Autrefois, toutes les naissances se passaient au village. Lorsqu'une jeune femme était sur le point d'accoucher, on faisait appel à la cugliadora, mammana ou bonadonna, une femme du village qui, réputée pour ses compétences et son habileté dans l'art de mettre au monde les enfants, n'avait d'autres connaissances que celles acquises au cours d'une longue expérience. En fait, il ne se trouvait que très rarement en Corse une sage-femme qui ait fait des études pour exercer ce métier. Les femmes enceintes répugnaient d'ailleurs à faire appel à un chirurgien.
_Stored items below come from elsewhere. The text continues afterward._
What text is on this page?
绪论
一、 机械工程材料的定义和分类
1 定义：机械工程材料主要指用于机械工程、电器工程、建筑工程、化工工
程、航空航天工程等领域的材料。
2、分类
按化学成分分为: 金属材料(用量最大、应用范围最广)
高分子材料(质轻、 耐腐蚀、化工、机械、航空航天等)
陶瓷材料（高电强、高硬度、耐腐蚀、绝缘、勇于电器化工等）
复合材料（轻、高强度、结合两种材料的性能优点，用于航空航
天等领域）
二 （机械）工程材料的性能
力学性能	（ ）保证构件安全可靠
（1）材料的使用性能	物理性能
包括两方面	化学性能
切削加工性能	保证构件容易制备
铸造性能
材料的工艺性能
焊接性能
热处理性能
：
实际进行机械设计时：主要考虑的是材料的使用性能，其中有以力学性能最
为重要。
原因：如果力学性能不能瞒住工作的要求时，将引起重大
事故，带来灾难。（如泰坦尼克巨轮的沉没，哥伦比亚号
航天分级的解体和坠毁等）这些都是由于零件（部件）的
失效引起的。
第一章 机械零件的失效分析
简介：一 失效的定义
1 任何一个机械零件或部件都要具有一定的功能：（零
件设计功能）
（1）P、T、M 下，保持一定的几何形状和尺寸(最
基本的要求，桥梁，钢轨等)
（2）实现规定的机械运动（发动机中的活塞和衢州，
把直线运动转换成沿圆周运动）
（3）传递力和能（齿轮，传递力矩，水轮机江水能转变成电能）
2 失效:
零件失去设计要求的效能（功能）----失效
Ce n'est que lorsque, épuisées par les douleurs de l'enfantement qui devenaient trop insupportables, lorsqu'il n'y avait presque plus d'espoir d'être sauvées, qu'elles s'y résignaient.

 

"Chi sara ? maschiu o femina ?" (Qu'est-ce-que ça sera ? un garçon ou une fille?). En ce temps la, pour déterminer le sexe de l'enfant on avait recours à l'interprétation des signes, aux pratiques divinatoires, on se fiait à la forme du ventre, à la période de la lune durant la fécondation, on invoquait Sainte Anne.

Si c'est un garçon, selon la tradition, il portera le prénom de son grand-père paternel; si c'est une fille, on lui donnera celui de sa grand-mère maternelle. De préférence, ce sera un garçon (7 garçons pour une fille, dit le proverbe). En attendant la venue de l'enfant, gare aux envies de la femme enceinte !.(e brame). Si elles ne sont pas satisfaites, les enfants en porteront la marque à la naissance.

 

Jadis, quand une femme mourrait avant d'avoir mené à terme sa grossesse, on déposait dans son cercueil, du fil, une aiguille, des ciseaux et un morceau de toile pour qu'elle puisse dans l'au-delà coudre les langes de son enfant.

La femme Corse assistée de la mammana, n'accouchait pas dans le lit où elle s'était "déshonorée", mais sur une couverture, à même le sol, près de la cheminée ou du fucone au dessus duquel était suspendue une marmite d'eau bouillante. L'homme était tenu à l'écart tant que la naissance n'avait pas eu lieu. Au bout d'un maximum de 24 heures la femme reprenait ses occupations.

Dès les premiers instants de la vie, si la mère ne pouvait pas allaiter elle même, c'était la mammana qui se chargeait de donner le sein à l'enfant qu'il fallait à présent protéger des streghe et des mazzeri

Dès qu'il y avait quelque inquiétude sur la santé de l'enfant on allait systématiquement consulter l'incantatora (la guérisseuse), seule personne capable de déterminer s'il était ou non annuchjatu (victime du mauvais oeil).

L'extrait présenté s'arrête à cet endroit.